What is the value of social media? It’s been a question pondered at great length in white papers, blog posts, studies, reports and so on. Coca-Cola Senior Manger of Marketing Strategy and Insights Eric Schmidt added fuel to the fire when AdAge covered a study that found that online buzz had no measurable impact on short-term sales for Coca-Cola. Coke, a brand with more Facebook fans than any other brand, naturally caught marketers’ attention.
Coca-Cola’s Senior VP of Integrated Marketing Communications and Capabilities Wendy Clark had a few words to say defending Coke’s integration of social media. Clark explained social media still plays a critical part of an overarching effort made up of multiple types of media. She explained, “… no single medium is as strong as the combination of media.”
This was a case of Coca-Cola not being on the same page internally in terms of the study’s findings and what they represent, but that’s almost beside the point. There’s clearly a healthy appetite out there for defining the value of social media. Stories like this one allow too many businesses to feel like they’re in good company for not understanding what they’re getting out of their social media efforts.
It’s time to figure it out.
What Role Does Social Play?
One of the most basic questions a marketer should ask is, “What problem am I trying to solve?” With that question in mind, it’s a marketer’s job to find the solution or the right combination of solutions.

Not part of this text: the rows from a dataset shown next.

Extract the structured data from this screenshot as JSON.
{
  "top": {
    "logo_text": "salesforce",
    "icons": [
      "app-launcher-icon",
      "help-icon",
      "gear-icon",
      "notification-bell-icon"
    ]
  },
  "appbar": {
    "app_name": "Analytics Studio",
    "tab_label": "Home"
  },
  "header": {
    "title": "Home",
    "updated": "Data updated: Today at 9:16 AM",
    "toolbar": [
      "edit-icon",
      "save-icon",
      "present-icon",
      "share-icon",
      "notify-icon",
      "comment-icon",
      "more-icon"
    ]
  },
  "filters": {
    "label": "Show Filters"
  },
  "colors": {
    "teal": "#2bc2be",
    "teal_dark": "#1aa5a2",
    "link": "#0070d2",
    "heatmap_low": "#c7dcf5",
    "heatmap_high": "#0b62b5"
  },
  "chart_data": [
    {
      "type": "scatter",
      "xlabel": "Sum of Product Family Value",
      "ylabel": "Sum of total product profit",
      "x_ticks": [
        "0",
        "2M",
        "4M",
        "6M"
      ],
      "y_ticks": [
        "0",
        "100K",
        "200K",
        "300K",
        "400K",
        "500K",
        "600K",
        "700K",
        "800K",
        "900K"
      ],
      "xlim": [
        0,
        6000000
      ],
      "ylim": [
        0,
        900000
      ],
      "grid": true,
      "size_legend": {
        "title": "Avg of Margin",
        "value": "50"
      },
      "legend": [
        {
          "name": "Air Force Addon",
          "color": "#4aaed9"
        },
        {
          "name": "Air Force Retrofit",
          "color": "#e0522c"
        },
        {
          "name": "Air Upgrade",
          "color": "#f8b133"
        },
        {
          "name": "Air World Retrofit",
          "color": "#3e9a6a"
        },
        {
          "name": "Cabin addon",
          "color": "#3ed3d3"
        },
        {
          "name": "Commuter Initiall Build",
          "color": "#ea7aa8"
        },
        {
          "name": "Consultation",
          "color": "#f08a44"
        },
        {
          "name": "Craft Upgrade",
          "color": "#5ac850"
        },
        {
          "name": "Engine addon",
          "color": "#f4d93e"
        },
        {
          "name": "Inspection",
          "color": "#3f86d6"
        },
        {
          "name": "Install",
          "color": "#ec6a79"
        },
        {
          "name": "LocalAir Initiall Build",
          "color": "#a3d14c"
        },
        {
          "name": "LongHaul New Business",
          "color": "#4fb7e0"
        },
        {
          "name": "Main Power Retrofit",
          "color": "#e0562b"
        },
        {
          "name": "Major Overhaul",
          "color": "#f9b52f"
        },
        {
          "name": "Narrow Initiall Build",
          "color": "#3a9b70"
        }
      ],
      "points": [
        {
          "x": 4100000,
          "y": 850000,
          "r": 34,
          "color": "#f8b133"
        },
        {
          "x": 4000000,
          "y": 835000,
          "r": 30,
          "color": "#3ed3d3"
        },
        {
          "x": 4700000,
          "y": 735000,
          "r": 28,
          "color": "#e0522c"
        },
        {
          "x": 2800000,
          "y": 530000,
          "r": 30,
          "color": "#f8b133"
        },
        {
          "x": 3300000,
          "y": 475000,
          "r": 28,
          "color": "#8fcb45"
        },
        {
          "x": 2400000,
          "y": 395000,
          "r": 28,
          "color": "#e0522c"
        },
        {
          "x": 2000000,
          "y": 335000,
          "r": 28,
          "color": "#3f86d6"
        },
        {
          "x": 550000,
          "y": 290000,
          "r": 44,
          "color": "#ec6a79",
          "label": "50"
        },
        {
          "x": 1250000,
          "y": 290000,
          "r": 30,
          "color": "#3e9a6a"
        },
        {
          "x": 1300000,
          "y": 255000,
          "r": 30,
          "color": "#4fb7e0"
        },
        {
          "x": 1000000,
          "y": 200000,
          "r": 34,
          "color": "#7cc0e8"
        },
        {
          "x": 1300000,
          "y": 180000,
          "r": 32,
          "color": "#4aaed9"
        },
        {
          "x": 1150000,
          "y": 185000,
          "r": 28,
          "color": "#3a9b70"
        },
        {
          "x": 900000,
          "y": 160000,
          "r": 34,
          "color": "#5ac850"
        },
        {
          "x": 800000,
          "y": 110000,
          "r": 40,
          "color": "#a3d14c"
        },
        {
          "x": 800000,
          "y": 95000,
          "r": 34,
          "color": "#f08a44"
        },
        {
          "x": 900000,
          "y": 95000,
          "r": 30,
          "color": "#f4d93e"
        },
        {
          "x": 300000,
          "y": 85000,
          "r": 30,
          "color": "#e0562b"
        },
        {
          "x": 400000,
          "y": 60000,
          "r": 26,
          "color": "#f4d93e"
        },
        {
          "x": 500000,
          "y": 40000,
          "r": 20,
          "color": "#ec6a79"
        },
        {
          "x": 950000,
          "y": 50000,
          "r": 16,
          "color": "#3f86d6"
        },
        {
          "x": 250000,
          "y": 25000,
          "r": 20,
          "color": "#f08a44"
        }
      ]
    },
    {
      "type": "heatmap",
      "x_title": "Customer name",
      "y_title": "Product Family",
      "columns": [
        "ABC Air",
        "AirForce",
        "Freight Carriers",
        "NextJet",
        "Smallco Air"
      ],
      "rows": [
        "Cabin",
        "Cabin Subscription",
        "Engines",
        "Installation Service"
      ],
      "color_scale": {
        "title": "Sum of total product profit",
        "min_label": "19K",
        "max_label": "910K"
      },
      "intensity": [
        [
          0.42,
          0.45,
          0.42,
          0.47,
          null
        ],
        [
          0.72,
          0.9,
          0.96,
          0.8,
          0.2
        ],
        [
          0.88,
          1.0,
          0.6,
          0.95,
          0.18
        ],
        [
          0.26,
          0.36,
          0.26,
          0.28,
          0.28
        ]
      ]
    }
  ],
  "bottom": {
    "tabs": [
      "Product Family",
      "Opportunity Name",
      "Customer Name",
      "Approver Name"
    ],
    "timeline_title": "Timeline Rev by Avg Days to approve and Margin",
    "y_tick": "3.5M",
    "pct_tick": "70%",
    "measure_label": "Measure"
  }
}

Social media requires a role. It needs specific objectives to aim for and KPIs to indicate progress toward achieving those objectives. We’re in an era in which everyone jumped into social media without a plan. They jumped on the bandwagon, and now, they’re left with social media presences with no defined purpose. Of course they don’t understand the value!
A cursory observation shows that Coke’s social media presence is primarily focused on branding and retaining the attention of current customers. Their approach is not one that will directly impact short-term sales. If that’s the goal, direct marketing and maybe couponing are better solutions to solve the short-term sales problem. You can’t grade something on a task you didn’t set it up to achieve. Match your social media tactics (and any tactic for that matter) to your objectives.
Social Needs a Job but Not Exist in a Silo
Social media marketing should be given a problem to solve, but it can’t solve larger business problems alone. No single tactic can do that. All tactics should be parts of a multi-faceted solution to achieve business objectives. As Clark points out, the combination of integrated media is where marketers find power to achieve business objectives.